Cell Growth Differ. 2002 Mar;13(3):95-106.
The ARID family of DNA binding proteins was first recognized approximately 5 years ago. The founding members, murine Bright and Drosophila dead ringer (Dri), were independently cloned on the basis of their ability to bind to AT-rich DNA sequences, although neither cDNA encoded a recognizable DNA binding domain. Mapping of the respective binding activities revealed a shared but previously unrecognized DNA binding domain, the consensus sequence of which extends across approximately 100 amino acids. This novel DNA binding domain was designated AT-rich interactive domain (ARID), based on the behavior of Bright and Dri. The consensus sequence occurs in 13 distinct human proteins and in proteins from all sequenced eukaryotic organisms. The majority of ARID-containing proteins were not cloned in the context of DNA binding activity, however, and their features as DNA binding proteins are only beginning to be investigated. The ARID region itself shows more diversity in structure and function than the highly conserved consensus sequence suggests. The basic structure appears to be a series of six alpha-helices separated by beta-strands, loops, or turns, but the structured region may extend to an additional helix at either or both ends of the basic six. It has also become apparent that the DNA binding activity of ARID-containing proteins is not necessarily sequence specific. What is consistent is the evidence that family members play vital roles in the regulation of development and/or tissue-specific gene expression. Inappropriate expression of ARID proteins is also increasingly implicated in human tumorigenesis. This review summarizes current knowledge about the structure and function of ARID family members, with a particular focus on the human proteins.

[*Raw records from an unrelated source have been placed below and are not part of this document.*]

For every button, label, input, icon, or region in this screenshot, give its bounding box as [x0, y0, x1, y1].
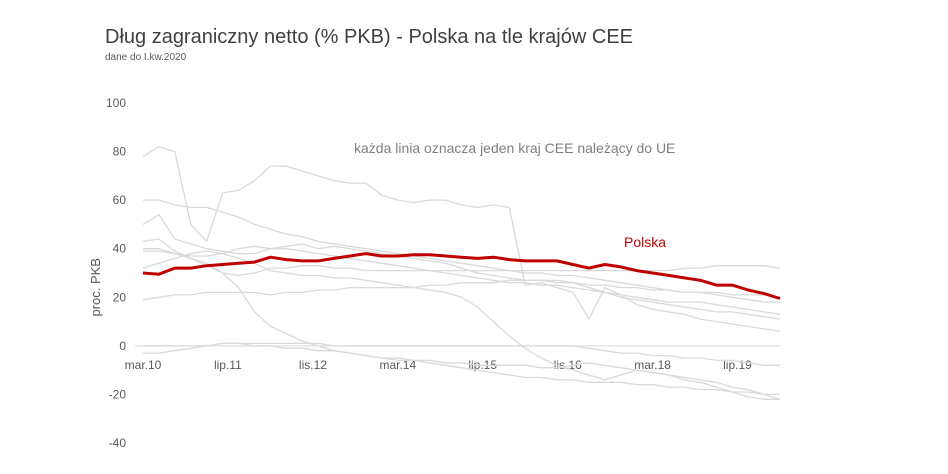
- y-tick-label: 20: [113, 290, 127, 304]
- y-tick-label: 60: [113, 193, 127, 207]
- series-line-cee-country: [142, 279, 781, 315]
- series-line-cee-country: [143, 245, 781, 320]
- series-line-cee-country: [143, 248, 780, 396]
- y-tick-label: 40: [113, 242, 127, 256]
- poland-line-group: [142, 252, 781, 300]
- series-line-cee-country: [143, 342, 780, 400]
- series-label-polska: Polska: [624, 234, 666, 250]
- y-tick-label: 100: [106, 96, 126, 110]
- y-tick-label: -20: [109, 387, 127, 401]
- series-line-cee-country: [143, 342, 780, 366]
- x-tick-label: mar.18: [634, 358, 671, 372]
- x-tick-label: lis.16: [554, 358, 582, 372]
- series-line-cee-country: [142, 146, 781, 332]
- chart-title: Dług zagraniczny netto (% PKB) - Polska …: [105, 26, 633, 48]
- x-tick-label: lip.19: [723, 358, 752, 372]
- y-axis-ticks: 100 80 60 40 20 0 -20 -40: [106, 96, 126, 450]
- x-tick-label: mar.10: [125, 358, 162, 372]
- chart-subtitle: dane do I.kw.2020: [105, 52, 187, 63]
- cee-country-lines: [142, 146, 781, 400]
- y-tick-label: 80: [113, 145, 127, 159]
- series-line-cee-country: [142, 238, 781, 277]
- x-axis-ticks: mar.10 lip.11 lis.12 mar.14 lip.15 lis.16 mar.…: [125, 358, 752, 372]
- y-tick-label: -40: [109, 436, 127, 450]
- series-line-cee-country: [142, 250, 781, 400]
- series-line-polska: [142, 252, 781, 300]
- x-tick-label: mar.14: [379, 358, 416, 372]
- chart-annotation: każda linia oznacza jeden kraj CEE należ…: [354, 140, 675, 156]
- y-tick-label: 0: [119, 339, 126, 353]
- series-line-cee-country: [142, 214, 781, 298]
- x-tick-label: lis.12: [299, 358, 327, 372]
- x-tick-label: lip.11: [214, 358, 242, 372]
- y-axis-label: proc. PKB: [88, 258, 103, 317]
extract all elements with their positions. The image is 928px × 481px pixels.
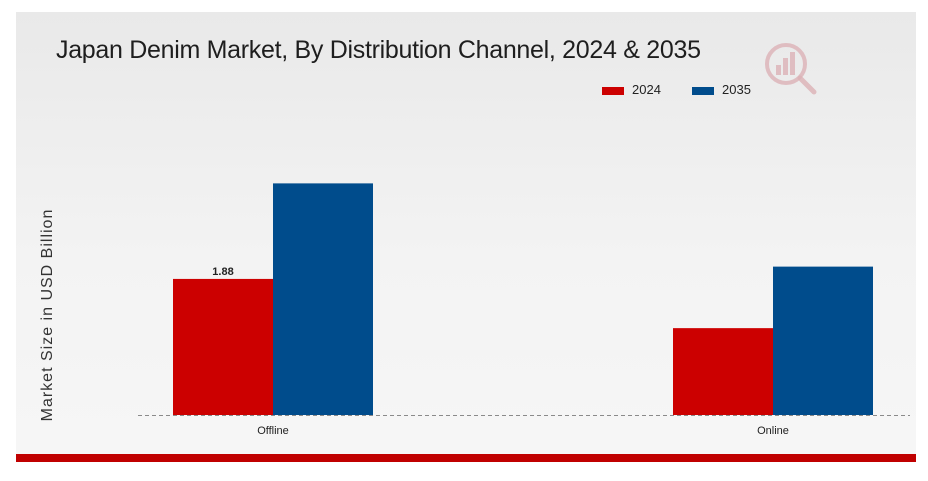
legend-item-2035: 2035 <box>692 82 751 97</box>
legend-label-2035: 2035 <box>722 82 751 97</box>
bar-online-2035 <box>773 266 873 415</box>
bar-offline-2024 <box>173 278 273 415</box>
legend-item-2024: 2024 <box>602 82 661 97</box>
legend-label-2024: 2024 <box>632 82 661 97</box>
bar-offline-2035 <box>273 183 373 415</box>
bar-chart-magnifier-icon <box>765 43 817 95</box>
legend-swatch-2035 <box>692 86 714 95</box>
data-label-offline-2024: 1.88 <box>212 266 233 278</box>
bottom-accent-bar <box>16 454 916 462</box>
bar-online-2024 <box>673 328 773 415</box>
x-tick-label-online: Online <box>757 425 789 437</box>
legend-swatch-2024 <box>602 86 624 95</box>
x-tick-label-offline: Offline <box>257 425 289 437</box>
chart-title: Japan Denim Market, By Distribution Chan… <box>56 36 701 64</box>
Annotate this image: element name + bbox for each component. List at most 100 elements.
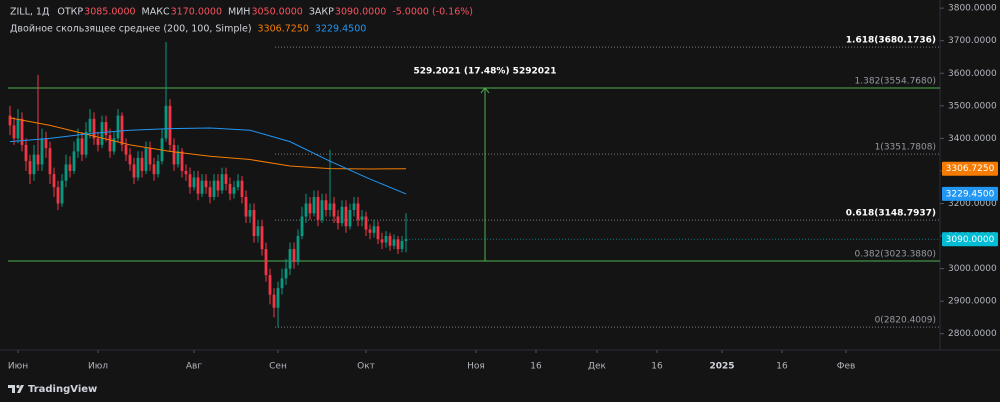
candle-body	[348, 210, 352, 227]
candle-body	[284, 268, 288, 279]
candle-body	[12, 125, 16, 139]
x-tick-label: Фев	[837, 362, 856, 372]
candle-body	[120, 115, 124, 145]
candle-body	[260, 226, 264, 250]
logo-mark	[8, 385, 24, 393]
fib-level-label: 0.618(3148.7937)	[846, 209, 936, 219]
candle-body	[384, 236, 388, 243]
candle-body	[296, 236, 300, 263]
last-price-label: 3090.0000	[946, 235, 995, 245]
fib-level-label: 1.618(3680.1736)	[846, 36, 936, 46]
last-price-badge	[942, 232, 998, 247]
y-tick-label: 3200.0000	[948, 199, 997, 209]
candle-body	[344, 206, 348, 227]
candle-body	[340, 206, 344, 224]
ohlc-value: 3085.0000	[84, 7, 135, 18]
candle-body	[380, 239, 384, 243]
candle-body	[176, 151, 180, 165]
measure-arrowhead	[480, 87, 490, 94]
ohlc-value: 3090.0000	[335, 7, 386, 18]
y-tick-label: 3500.0000	[948, 101, 997, 111]
candle-body	[52, 174, 56, 188]
candle-body	[308, 203, 312, 214]
candle-body	[396, 239, 400, 250]
x-tick-label: Июн	[8, 362, 28, 372]
candle-body	[172, 144, 176, 165]
candle-body	[224, 174, 228, 184]
ohlc-key: МАКС	[142, 7, 170, 18]
measure-label: 529.2021 (17.48%) 5292021	[413, 66, 556, 76]
candle-body	[276, 288, 280, 308]
logo-dot	[16, 384, 20, 389]
candle-body	[300, 216, 304, 237]
ma-price-badge	[942, 161, 998, 176]
ma-price-label: 3229.4500	[946, 189, 995, 199]
candle-body	[328, 203, 332, 210]
candle-body	[228, 183, 232, 194]
fib-level-label: 1.382(3554.7680)	[855, 76, 936, 86]
candle-body	[68, 164, 72, 171]
candle-body	[180, 151, 184, 171]
candle-body	[32, 154, 36, 175]
indicator-value: 3306.7250	[258, 24, 309, 35]
candle-body	[40, 138, 44, 165]
candle-body	[88, 118, 92, 132]
brand: TradingView	[28, 384, 97, 395]
candle-body	[48, 148, 52, 175]
candle-body	[288, 249, 292, 269]
candle-body	[220, 174, 224, 191]
candle-body	[388, 236, 392, 246]
candle-body	[112, 138, 116, 152]
candle-body	[76, 138, 80, 152]
candle-body	[320, 200, 324, 220]
x-tick-label: Авг	[186, 362, 202, 372]
y-tick-label: 3400.0000	[948, 134, 997, 144]
candle-body	[84, 131, 88, 155]
candle-body	[368, 229, 372, 233]
candle-body	[92, 118, 96, 139]
candle-body	[188, 174, 192, 188]
candle-body	[208, 187, 212, 197]
candle-body	[164, 105, 168, 139]
candle-body	[268, 275, 272, 295]
candle-body	[392, 239, 396, 246]
candle-body	[100, 122, 104, 145]
x-tick-label: 2025	[709, 362, 734, 372]
y-tick-label: 3700.0000	[948, 36, 997, 46]
candle-body	[148, 148, 152, 165]
candle-body	[372, 226, 376, 233]
candle-body	[352, 203, 356, 210]
ma-price-badge	[942, 186, 998, 201]
indicator-title: Двойное скользящее среднее (200, 100, Si…	[10, 24, 252, 35]
candle-body	[24, 144, 28, 162]
x-tick-label: 16	[651, 362, 663, 372]
candle-body	[248, 210, 252, 217]
ohlc-key: МИН	[228, 7, 250, 18]
candle-body	[20, 118, 24, 145]
candle-body	[216, 180, 220, 191]
y-tick-label: 3800.0000	[948, 4, 997, 14]
candle-body	[196, 177, 200, 194]
candle-body	[184, 170, 188, 175]
candle-body	[324, 200, 328, 210]
candle-body	[144, 148, 148, 171]
candle-body	[376, 226, 380, 240]
candle-body	[156, 161, 160, 175]
candle-body	[264, 249, 268, 276]
candle-body	[244, 196, 248, 217]
moving-average	[9, 117, 407, 170]
candle-body	[192, 177, 196, 188]
candle-body	[116, 115, 120, 139]
candle-body	[316, 196, 320, 220]
candle-body	[136, 157, 140, 178]
candle-body	[104, 122, 108, 136]
logo	[8, 384, 24, 393]
y-tick-label: 2900.0000	[948, 297, 997, 307]
candle-body	[72, 151, 76, 171]
candle-body	[132, 164, 136, 178]
y-tick-label: 2800.0000	[948, 329, 997, 339]
candle-body	[96, 138, 100, 145]
candle-body	[140, 157, 144, 171]
candle-body	[28, 161, 32, 175]
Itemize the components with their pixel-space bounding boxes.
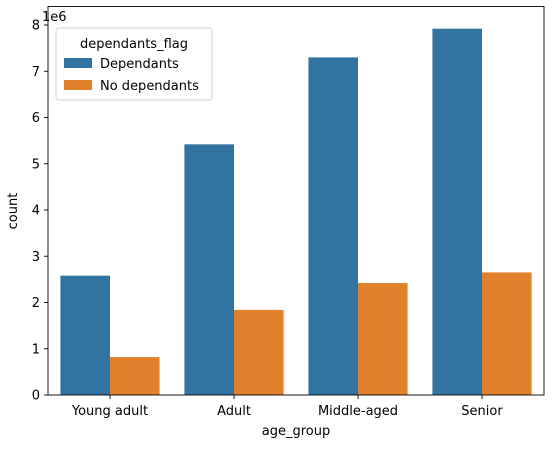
bar-dependants-3: [432, 28, 482, 395]
bar-dependants-0: [60, 275, 110, 395]
legend-swatch-dependants: [64, 58, 92, 68]
y-tick-label: 4: [32, 204, 40, 219]
y-tick-label: 8: [32, 19, 40, 34]
y-axis: 0 1 2 3 4 5 6 7 8: [32, 19, 48, 404]
y-tick-label: 1: [32, 342, 40, 357]
legend-label-no-dependants: No dependants: [100, 79, 199, 94]
legend-box: [55, 27, 213, 101]
x-axis-label: age_group: [262, 424, 330, 439]
y-tick-label: 0: [32, 389, 40, 404]
y-tick-label: 6: [32, 111, 40, 126]
bar-no-dependants-3: [482, 272, 532, 395]
legend-label-dependants: Dependants: [100, 57, 179, 72]
bars: [60, 28, 532, 395]
x-tick-label: Middle-aged: [318, 404, 398, 419]
y-tick-label: 7: [32, 65, 40, 80]
y-axis-label: count: [6, 193, 21, 230]
legend-title: dependants_flag: [80, 37, 188, 52]
legend-swatch-no-dependants: [64, 80, 92, 90]
x-axis: Young adult Adult Middle-aged Senior: [71, 395, 503, 419]
x-tick-label: Adult: [217, 404, 251, 419]
x-tick-label: Senior: [461, 404, 503, 419]
plot-frame: [47, 6, 545, 396]
bar-no-dependants-2: [358, 283, 408, 395]
bar-dependants-1: [184, 144, 234, 395]
y-tick-label: 5: [32, 157, 40, 172]
y-scale-label: 1e6: [42, 10, 67, 25]
bar-no-dependants-0: [110, 357, 160, 395]
legend: dependants_flag Dependants No dependants: [55, 27, 213, 101]
y-tick-label: 3: [32, 250, 40, 265]
bar-dependants-2: [308, 57, 358, 395]
y-tick-label: 2: [32, 296, 40, 311]
bar-no-dependants-1: [234, 309, 284, 395]
x-tick-label: Young adult: [71, 404, 148, 419]
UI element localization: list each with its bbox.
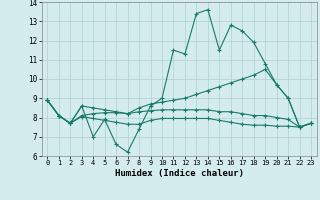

DNA结合蛋白的ARID家族大约在5年前首次被识别。该家族的创始成员,小鼠的Bright和果蝇的死环蛋白(Dri),是基于它们与富含AT的DNA序列结合的能力而被独立克隆出来的,尽管这两个cDNA都没有编码一个可识别的DNA结合结构域。对各自结合活性的定位揭示了一个共享但此前未被识别的DNA结合结构域,其共有序列延伸约100个氨基酸。基于Bright和Dri的行为,这个新的DNA结合结构域被命名为富含AT的相互作用结构域(ARID)。该共有序列存在于13种不同的人类蛋白质以及所有已测序真核生物的蛋白质中。然而,大多数含有ARID的蛋白质并不是在DNA结合活性的背景下被克隆的,它们作为DNA结合蛋白的特性才刚刚开始被研究。ARID区域本身在结构和功能上表现出的多样性比高度保守的共有序列所显示的要多。其基本结构似乎是由β链、环或转角分隔的一系列六个α螺旋,但结构区域可能会在基本的六个螺旋的一端或两端延伸至另外一个螺旋。同样明显的是,含有ARID的蛋白质的DNA结合活性不一定具有序列特异性。一致的证据是,该家族成员在发育调控和/或组织特异性基因表达中发挥着至关重要的作用。ARID蛋白的不适当表达也越来越多地与人类肿瘤发生有关。本综述总结了关于ARID家族成员结构和功能的当前知识,特别关注人类蛋白质。